Clarence Cruz / Khaayay

Tewa / Ohkay Owingeh

Curator Clarence Cruz/Khaayay (Tewa/Ohkay Owingeh) is Assistant Professor in the Art Department at the University of New Mexico. He is also a traditional potter and in 2020 was a recipient of a Luce Indigenous Knowledge Fellowship.


Tribal Affiliations:

Artwork Affiliations:

Clarence chose the following for the Grounded in Clay exhibit:

Veronica Cruz jar

Veronica C. Cruz | Ohkay Owingeh Jar
Clay, mica, and paint
10½ x 10¼ in. (26.7 x 26 cm)
Collection School for Advanced Research

Veronica C. Cruz

Veronica was a tribal member of Ohkay Owingeh, formerly known as San Juan Pueblo. Ohkay Owingeh is located 28 miles (45 km) north of Santa Fe, New Mexico, along the Rio Grande, and is one of the Eight Northern Pueblos (the others being Taos, Picuris, Santa Clara, San Ildefonso, Nambé, Pojoaque, and Tesuque).

Known as Potsuwi’i incised, Veronica’s pottery style is one that was revived from archaeological Tewa pottery in the late 1930s by Regina Cata.¹ Her pot was made from harvested Tewa clay, and the red and micaceous slips were gathered from two different unknown areas.

As a potter myself, I can relate to the process of creating this pot and the time taken. I imagine Veronica preparing the clay, smelling its damp, sweet, earthy aroma, like the ground after a rain shower. For my own pottery-making, I leave home early in the morning to gather my clays and slips. I wonder who else I might see at the sites where I gather the material. At the same time, I remember those before me who may also have traveled there. I give thanks to the Creator for the material and ask for her guidance in the creation process.

Veronica’s Potsuwi’i incised pot connects me to my own style of Potsuwi’i incising, which involves using horizontal, diagonal, and vertical lines to create geometric designs.
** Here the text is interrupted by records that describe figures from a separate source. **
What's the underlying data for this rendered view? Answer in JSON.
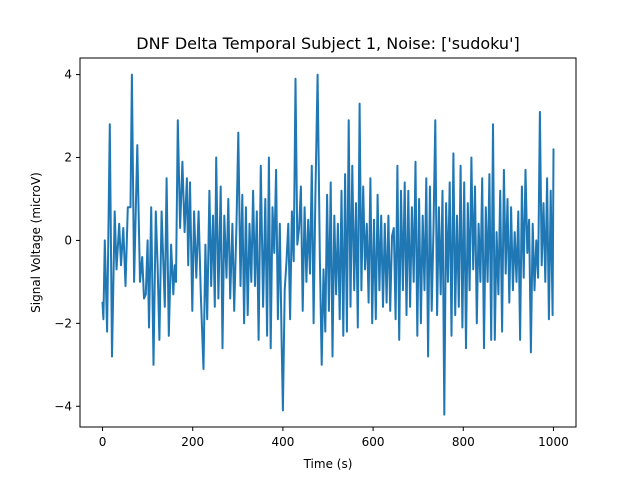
{
  "chart_data": {
    "type": "line",
    "title": "DNF Delta Temporal Subject 1, Noise: ['sudoku']",
    "xlabel": "Time (s)",
    "ylabel": "Signal Voltage (microV)",
    "xlim": [
      -50,
      1050
    ],
    "ylim": [
      -4.5,
      4.4
    ],
    "xticks": [
      0,
      200,
      400,
      600,
      800,
      1000
    ],
    "yticks": [
      -4,
      -2,
      0,
      2,
      4
    ],
    "xtick_labels": [
      "0",
      "200",
      "400",
      "600",
      "800",
      "1000"
    ],
    "ytick_labels": [
      "−4",
      "−2",
      "0",
      "2",
      "4"
    ],
    "grid": false,
    "series": [
      {
        "color": "#1f77b4",
        "points": [
          [
            0,
            -1.5
          ],
          [
            2,
            -1.9
          ],
          [
            5,
            0.0
          ],
          [
            10,
            -2.2
          ],
          [
            16,
            2.8
          ],
          [
            21,
            -2.8
          ],
          [
            27,
            0.7
          ],
          [
            31,
            -0.7
          ],
          [
            37,
            0.4
          ],
          [
            41,
            -0.6
          ],
          [
            46,
            0.3
          ],
          [
            51,
            -1.1
          ],
          [
            56,
            0.8
          ],
          [
            62,
            0.8
          ],
          [
            65,
            4.0
          ],
          [
            70,
            -1.0
          ],
          [
            77,
            2.3
          ],
          [
            83,
            -1.0
          ],
          [
            88,
            -0.4
          ],
          [
            92,
            -1.4
          ],
          [
            96,
            -1.3
          ],
          [
            100,
            0.0
          ],
          [
            103,
            -2.1
          ],
          [
            108,
            0.8
          ],
          [
            113,
            -3.0
          ],
          [
            118,
            0.7
          ],
          [
            122,
            -0.6
          ],
          [
            126,
            -2.4
          ],
          [
            131,
            0.7
          ],
          [
            138,
            -1.6
          ],
          [
            142,
            1.5
          ],
          [
            147,
            -2.3
          ],
          [
            152,
            -0.1
          ],
          [
            157,
            -1.3
          ],
          [
            160,
            -0.6
          ],
          [
            163,
            -1.0
          ],
          [
            167,
            2.9
          ],
          [
            172,
            0.3
          ],
          [
            177,
            1.9
          ],
          [
            182,
            0.2
          ],
          [
            187,
            1.5
          ],
          [
            190,
            -0.6
          ],
          [
            194,
            1.4
          ],
          [
            199,
            -1.7
          ],
          [
            203,
            0.7
          ],
          [
            208,
            -0.9
          ],
          [
            213,
            0.7
          ],
          [
            218,
            -1.3
          ],
          [
            224,
            -3.1
          ],
          [
            228,
            -0.1
          ],
          [
            232,
            -1.9
          ],
          [
            237,
            1.2
          ],
          [
            241,
            -1.1
          ],
          [
            245,
            0.6
          ],
          [
            249,
            -1.6
          ],
          [
            252,
            2.0
          ],
          [
            257,
            -1.4
          ],
          [
            262,
            1.3
          ],
          [
            266,
            -2.6
          ],
          [
            270,
            0.6
          ],
          [
            275,
            -0.9
          ],
          [
            279,
            1.0
          ],
          [
            283,
            -1.4
          ],
          [
            288,
            0.4
          ],
          [
            292,
            -1.7
          ],
          [
            297,
            0.4
          ],
          [
            301,
            2.6
          ],
          [
            306,
            -1.1
          ],
          [
            310,
            1.1
          ],
          [
            314,
            -2.0
          ],
          [
            318,
            0.8
          ],
          [
            322,
            -1.8
          ],
          [
            326,
            0.4
          ],
          [
            330,
            -1.0
          ],
          [
            334,
            1.2
          ],
          [
            338,
            -1.1
          ],
          [
            342,
            0.7
          ],
          [
            346,
            -2.4
          ],
          [
            351,
            1.8
          ],
          [
            356,
            -1.6
          ],
          [
            361,
            1.0
          ],
          [
            365,
            -2.3
          ],
          [
            369,
            2.0
          ],
          [
            373,
            -2.6
          ],
          [
            377,
            0.8
          ],
          [
            381,
            -0.3
          ],
          [
            385,
            1.7
          ],
          [
            389,
            -1.9
          ],
          [
            393,
            0.4
          ],
          [
            397,
            -2.4
          ],
          [
            400,
            -4.1
          ],
          [
            404,
            -1.2
          ],
          [
            408,
            -0.5
          ],
          [
            412,
            0.4
          ],
          [
            416,
            -1.9
          ],
          [
            420,
            0.7
          ],
          [
            424,
            -0.5
          ],
          [
            428,
            3.9
          ],
          [
            432,
            -0.1
          ],
          [
            436,
            0.3
          ],
          [
            440,
            1.3
          ],
          [
            444,
            -1.7
          ],
          [
            448,
            0.8
          ],
          [
            452,
            -1.0
          ],
          [
            456,
            0.5
          ],
          [
            460,
            -0.8
          ],
          [
            464,
            1.8
          ],
          [
            468,
            -2.0
          ],
          [
            472,
            1.1
          ],
          [
            477,
            4.0
          ],
          [
            482,
            -0.5
          ],
          [
            486,
            -3.0
          ],
          [
            490,
            -0.7
          ],
          [
            494,
            -2.2
          ],
          [
            498,
            1.1
          ],
          [
            502,
            -1.7
          ],
          [
            506,
            1.4
          ],
          [
            510,
            -2.8
          ],
          [
            514,
            0.6
          ],
          [
            518,
            -1.3
          ],
          [
            522,
            0.4
          ],
          [
            526,
            -1.9
          ],
          [
            530,
            1.2
          ],
          [
            534,
            -2.3
          ],
          [
            538,
            1.6
          ],
          [
            542,
            -2.2
          ],
          [
            546,
            2.9
          ],
          [
            550,
            -1.6
          ],
          [
            554,
            1.8
          ],
          [
            558,
            -1.2
          ],
          [
            562,
            0.9
          ],
          [
            566,
            -2.1
          ],
          [
            570,
            3.3
          ],
          [
            574,
            -1.2
          ],
          [
            578,
            1.3
          ],
          [
            582,
            -0.7
          ],
          [
            586,
            0.4
          ],
          [
            590,
            -1.5
          ],
          [
            594,
            1.5
          ],
          [
            598,
            -2.0
          ],
          [
            602,
            0.5
          ],
          [
            606,
            -1.9
          ],
          [
            610,
            1.1
          ],
          [
            614,
            -1.2
          ],
          [
            618,
            0.6
          ],
          [
            622,
            -1.6
          ],
          [
            626,
            0.4
          ],
          [
            630,
            -1.5
          ],
          [
            634,
            0.6
          ],
          [
            638,
            -1.7
          ],
          [
            642,
            0.1
          ],
          [
            646,
            0.3
          ],
          [
            650,
            -1.9
          ],
          [
            654,
            1.8
          ],
          [
            658,
            -2.4
          ],
          [
            662,
            1.2
          ],
          [
            666,
            -1.2
          ],
          [
            670,
            1.4
          ],
          [
            674,
            -1.8
          ],
          [
            678,
            1.2
          ],
          [
            682,
            -1.6
          ],
          [
            686,
            0.8
          ],
          [
            690,
            -1.0
          ],
          [
            694,
            1.9
          ],
          [
            698,
            -2.3
          ],
          [
            702,
            1.0
          ],
          [
            706,
            -2.0
          ],
          [
            710,
            0.6
          ],
          [
            714,
            -1.2
          ],
          [
            718,
            1.5
          ],
          [
            722,
            -2.8
          ],
          [
            726,
            1.3
          ],
          [
            730,
            -1.7
          ],
          [
            734,
            0.3
          ],
          [
            738,
            2.9
          ],
          [
            742,
            -1.8
          ],
          [
            746,
            0.8
          ],
          [
            750,
            -1.3
          ],
          [
            754,
            1.2
          ],
          [
            758,
            -4.2
          ],
          [
            762,
            0.9
          ],
          [
            766,
            -1.0
          ],
          [
            770,
            1.4
          ],
          [
            774,
            -2.3
          ],
          [
            778,
            2.1
          ],
          [
            782,
            -1.8
          ],
          [
            786,
            0.6
          ],
          [
            790,
            -1.6
          ],
          [
            794,
            1.8
          ],
          [
            798,
            -2.1
          ],
          [
            802,
            1.4
          ],
          [
            806,
            -2.6
          ],
          [
            810,
            0.9
          ],
          [
            814,
            -1.2
          ],
          [
            818,
            2.0
          ],
          [
            822,
            -0.7
          ],
          [
            826,
            1.3
          ],
          [
            830,
            -2.0
          ],
          [
            834,
            0.4
          ],
          [
            838,
            -1.0
          ],
          [
            842,
            1.5
          ],
          [
            846,
            -2.6
          ],
          [
            850,
            0.8
          ],
          [
            854,
            -1.0
          ],
          [
            858,
            1.6
          ],
          [
            862,
            -2.4
          ],
          [
            866,
            2.8
          ],
          [
            870,
            -2.4
          ],
          [
            874,
            0.2
          ],
          [
            878,
            -1.3
          ],
          [
            882,
            1.2
          ],
          [
            886,
            -2.2
          ],
          [
            890,
            1.7
          ],
          [
            894,
            -0.8
          ],
          [
            898,
            1.0
          ],
          [
            902,
            -1.5
          ],
          [
            906,
            0.8
          ],
          [
            910,
            -1.2
          ],
          [
            914,
            0.2
          ],
          [
            918,
            -1.0
          ],
          [
            922,
            0.7
          ],
          [
            926,
            -2.4
          ],
          [
            930,
            1.3
          ],
          [
            934,
            -0.9
          ],
          [
            938,
            1.7
          ],
          [
            942,
            -0.3
          ],
          [
            946,
            0.5
          ],
          [
            950,
            -2.7
          ],
          [
            954,
            0.4
          ],
          [
            958,
            -1.2
          ],
          [
            962,
            0.0
          ],
          [
            966,
            -0.9
          ],
          [
            970,
            3.1
          ],
          [
            974,
            -0.6
          ],
          [
            978,
            0.9
          ],
          [
            982,
            -1.0
          ],
          [
            986,
            1.5
          ],
          [
            990,
            -1.9
          ],
          [
            994,
            1.2
          ],
          [
            998,
            -1.8
          ],
          [
            1000,
            2.2
          ]
        ]
      }
    ]
  }
}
Most Potsuwi’i incising is done on the shoulder of a pot, although sometimes incisions are made on the midsection. This allows the potter to slip and polish above and below the incised design, and the incisions can then be painted with micaceous slip or left untouched. Like Veronica, I tend to do both.

The final step in creation is the emergence, the “birth” of the pot as it comes through the ring of fire. This is the moment when Veronica would have taken a breath of life inward, welcomed and given thanks to Pin Kwiyo (Clay Woman), and acknowledged all the elements involved. Like all potters, I also feel the warmth she must have felt from a successful firing. We too are of the elements of creation.

As I hold and give my breath into the center of Veronica’s pot, I thank her and those before her for preserving Pueblo pottery-making at Ohkay Owingeh.

¹ Regina was married to Eulogio Cata, who was Governor of San Juan Pueblo at that time. She organized a group of potters from Ohkay Owingeh consisting of the following: Luteria Atencio, Crucita Cruz, Gregorita Cruz, Tomasita Montoya, Crucita Atencio Talachy, Crucita Trujillo, and Reycita Trujillo. Montoya (1899–1978) was the last surviving potter from the original group.